CLAUDE VANCE COOLEY,
Defendant - Appellant.
Appeal from the United States District Court for the Western
District of North Carolina, at Statesville. Graham C. Mullen,
Senior District Judge. (5:91-cr-00054-GCM-1; 5:09-cv-00049-GCM)
Submitted: August 31, 2009 Decided: September 24, 2009
Before MOTZ and GREGORY, Circuit Judges, and HAMILTON, Senior
Circuit Judge.
Dismissed by unpublished per curiam opinion.
Claude Vance Cooley, Appellant Pro Se. Amy Elizabeth Ray,
Assistant United States Attorney, Asheville, North Carolina, for
Appellee.
Unpublished opinions are not binding precedent in this circuit.
PER CURIAM:
Claude Vance Cooley seeks to appeal the district
court’s order construing his “Independent Equitable Action” as a
successive 28 U.S.C.A. § 2255 (West Supp. 2009) motion, and
dismissing it on that basis. The order is not appealable unless
a circuit justice or judge issues a certificate of
appealability. 28 U.S.C. § 2253(c)(1) (2006). A certificate of
appealability will not issue absent “a substantial showing of
the denial of a constitutional right.” 28 U.S.C. § 2253(c)(2)

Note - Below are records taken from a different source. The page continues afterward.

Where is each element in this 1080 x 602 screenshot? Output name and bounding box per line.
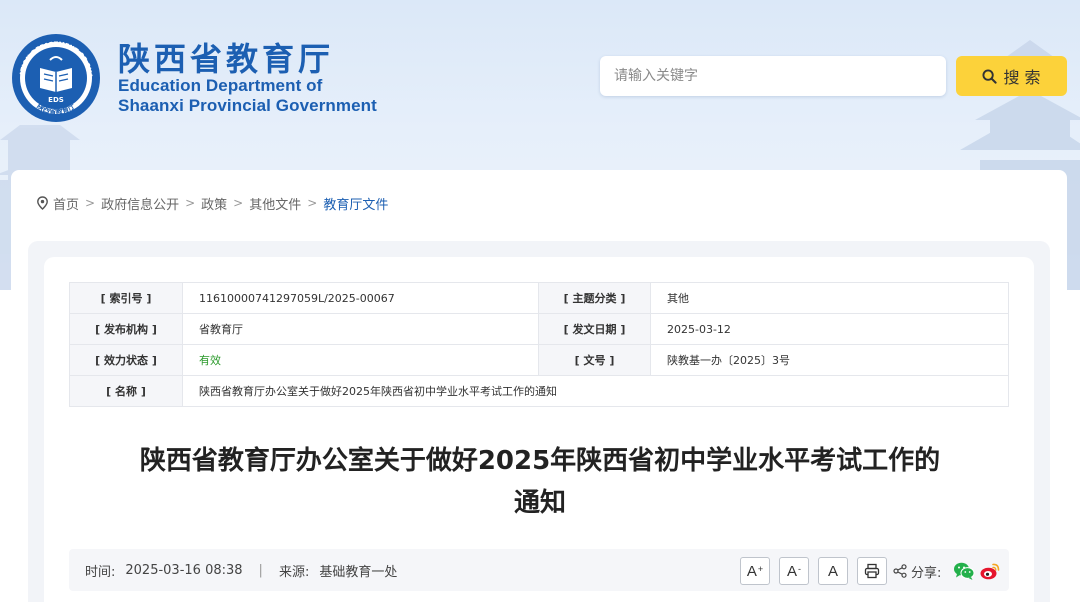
- name-value: 陕西省教育厅办公室关于做好2025年陕西省初中学业水平考试工作的通知: [182, 375, 1009, 407]
- publish-time-label: 时间:: [85, 564, 116, 580]
- issuer-label: [ 发布机构 ]: [69, 313, 183, 345]
- search-input[interactable]: [600, 56, 946, 96]
- svg-text:EDS: EDS: [48, 96, 64, 104]
- article-tools: A + A- A 分享:: [740, 556, 1001, 586]
- breadcrumb-separator: >: [307, 196, 318, 210]
- table-row: [ 名称 ] 陕西省教育厅办公室关于做好2025年陕西省初中学业水平考试工作的通…: [69, 375, 1009, 407]
- share-group: 分享:: [893, 561, 1001, 581]
- breadcrumb-other-files[interactable]: 其他文件: [249, 194, 301, 213]
- breadcrumb-policy[interactable]: 政策: [201, 194, 227, 213]
- issuer-value: 省教育厅: [182, 313, 539, 345]
- info-separator: |: [258, 562, 263, 578]
- breadcrumb-home[interactable]: 首页: [53, 194, 79, 213]
- search-button-label: 搜 索: [1003, 68, 1041, 87]
- breadcrumb-separator: >: [85, 196, 96, 210]
- table-row: [ 效力状态 ] 有效 [ 文号 ] 陕教基一办〔2025〕3号: [69, 344, 1009, 376]
- article-title-line1: 陕西省教育厅办公室关于做好2025年陕西省初中学业水平考试工作的: [139, 446, 941, 476]
- index-label: [ 索引号 ]: [69, 282, 183, 314]
- index-value: 11610000741297059L/2025-00067: [182, 282, 539, 314]
- source-label: 来源:: [278, 564, 310, 580]
- article-title: 陕西省教育厅办公室关于做好2025年陕西省初中学业水平考试工作的 通知: [100, 440, 980, 524]
- status-value: 有效: [182, 344, 539, 376]
- topic-label: [ 主题分类 ]: [538, 282, 651, 314]
- font-size-decrease-button[interactable]: A-: [779, 557, 809, 585]
- document-number-value: 陕教基一办〔2025〕3号: [650, 344, 1009, 376]
- weibo-icon: [980, 563, 1000, 580]
- breadcrumb-separator: >: [233, 196, 244, 210]
- topic-value: 其他: [650, 282, 1009, 314]
- print-button[interactable]: [857, 557, 887, 585]
- share-wechat-button[interactable]: [953, 561, 975, 581]
- issue-date-value: 2025-03-12: [650, 313, 1009, 345]
- breadcrumb-current[interactable]: 教育厅文件: [323, 194, 388, 213]
- share-icon: [893, 564, 907, 578]
- breadcrumb: 首页 > 政府信息公开 > 政策 > 其他文件 > 教育厅文件: [36, 194, 388, 213]
- publish-time-value: 2025-03-16 08:38: [125, 562, 243, 578]
- breadcrumb-gov-info[interactable]: 政府信息公开: [101, 194, 179, 213]
- brand-name-english-line2: Shaanxi Provincial Government: [118, 96, 377, 115]
- table-row: [ 索引号 ] 11610000741297059L/2025-00067 [ …: [69, 282, 1009, 314]
- table-row: [ 发布机构 ] 省教育厅 [ 发文日期 ] 2025-03-12: [69, 313, 1009, 345]
- search-button[interactable]: 搜 索: [956, 56, 1067, 96]
- share-label: 分享:: [911, 565, 942, 581]
- status-label: [ 效力状态 ]: [69, 344, 183, 376]
- issue-date-label: [ 发文日期 ]: [538, 313, 651, 345]
- article-title-line2: 通知: [513, 488, 566, 518]
- source-value: 基础教育一处: [319, 564, 398, 580]
- brand-name-english-line1: Education Department of: [118, 76, 323, 95]
- document-metadata-table: [ 索引号 ] 11610000741297059L/2025-00067 [ …: [69, 282, 1009, 407]
- search-icon: [982, 68, 998, 84]
- brand-name-chinese: 陕西省教育厅: [118, 40, 335, 78]
- wechat-icon: [954, 562, 975, 580]
- breadcrumb-separator: >: [185, 196, 196, 210]
- font-size-reset-button[interactable]: A: [818, 557, 848, 585]
- print-icon: [864, 563, 880, 579]
- font-size-increase-button[interactable]: A +: [740, 557, 770, 585]
- document-number-label: [ 文号 ]: [538, 344, 651, 376]
- department-emblem-logo[interactable]: EDUCATION DEPARTMENT OF SHAANXI 陕西省教育厅 E…: [10, 32, 102, 124]
- name-label: [ 名称 ]: [69, 375, 183, 407]
- location-pin-icon: [37, 196, 48, 210]
- share-weibo-button[interactable]: [979, 561, 1001, 581]
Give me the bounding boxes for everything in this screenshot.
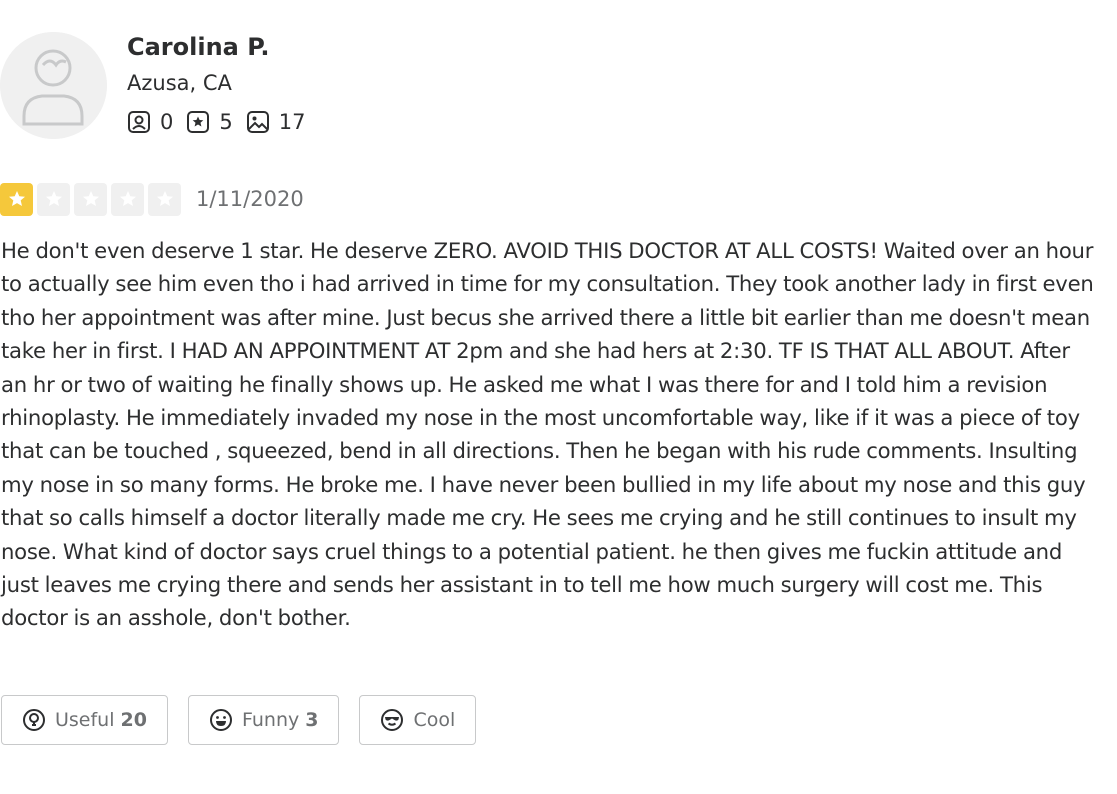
funny-button[interactable]: Funny 3 bbox=[187, 695, 340, 745]
reviews-star-icon bbox=[187, 111, 210, 133]
star-icon bbox=[82, 191, 99, 206]
useful-button[interactable]: Useful 20 bbox=[1, 695, 168, 745]
rating-star bbox=[148, 182, 181, 216]
reviews-count: 5 bbox=[219, 110, 233, 134]
rating-star bbox=[0, 182, 33, 216]
star-icon bbox=[119, 191, 136, 206]
rating-star bbox=[37, 182, 70, 216]
rating-star bbox=[111, 182, 144, 216]
friends-icon bbox=[128, 111, 150, 133]
sunglasses-icon bbox=[381, 709, 404, 731]
useful-label: Useful bbox=[55, 709, 115, 731]
avatar[interactable] bbox=[0, 32, 107, 139]
user-passport: Carolina P. Azusa, CA 0 5 17 bbox=[0, 30, 700, 140]
default-user-avatar-icon bbox=[0, 32, 107, 139]
star-icon bbox=[8, 191, 25, 206]
reaction-buttons: Useful 20 Funny 3 Cool bbox=[1, 695, 496, 745]
photos-stat: 17 bbox=[246, 110, 306, 134]
photos-count: 17 bbox=[278, 110, 306, 134]
rating-row: 1/11/2020 bbox=[0, 182, 304, 216]
lightbulb-icon bbox=[23, 709, 45, 731]
cool-label: Cool bbox=[413, 709, 456, 731]
photos-icon bbox=[246, 111, 269, 133]
review-date: 1/11/2020 bbox=[196, 187, 304, 211]
star-rating bbox=[0, 182, 185, 216]
star-icon bbox=[156, 191, 173, 206]
friends-count: 0 bbox=[160, 110, 174, 134]
cool-button[interactable]: Cool bbox=[359, 695, 477, 745]
smile-icon bbox=[209, 709, 232, 731]
friends-stat: 0 bbox=[127, 110, 173, 134]
user-stats: 0 5 17 bbox=[127, 110, 318, 134]
user-name[interactable]: Carolina P. bbox=[127, 33, 270, 61]
review-text: He don't even deserve 1 star. He deserve… bbox=[1, 238, 1094, 631]
rating-star bbox=[74, 182, 107, 216]
funny-label: Funny bbox=[241, 709, 300, 731]
useful-count: 20 bbox=[120, 709, 147, 731]
reviews-stat: 5 bbox=[186, 110, 233, 134]
funny-count: 3 bbox=[305, 709, 319, 731]
user-location: Azusa, CA bbox=[127, 71, 232, 95]
star-icon bbox=[45, 191, 62, 206]
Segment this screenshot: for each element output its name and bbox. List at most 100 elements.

(2006). A prisoner satisfies this standard by demonstrating
that reasonable jurists would find that any assessment of the
constitutional claims by the district court is debatable or
wrong and that any dispositive procedural ruling by the district
court is likewise debatable. Miller-El v. Cockrell, 537 U.S.
322, 336-38 (2003); Slack v. McDaniel, 529 U.S. 473, 484 (2000);
Rose v. Lee, 252 F.3d 676, 683-84 (4th Cir. 2001). We have
independently reviewed the record and conclude that the district
court’s construction of Cooley’s action as a successive § 2255
motion is neither debatable nor wrong. Contrary to Cooley’s
argument on appeal, Castro v. United States, 540 U.S. 375
(2003), affords him no benefit as its requirement of notice
before a pleading is construed as a § 2255 motion applies only
to a pleading treated as the litigant’s first § 2255 motion.
Because Cooley had earlier pursued § 2255 relief, the pleading
2
recharacterized by the district court was not construed as
Cooley’s initial § 2255 motion. Accordingly, we deny a
certificate of appealability and dismiss the appeal. We
dispense with oral argument because the facts and legal
contentions are adequately presented in the materials before the
court and argument would not aid the decisional process.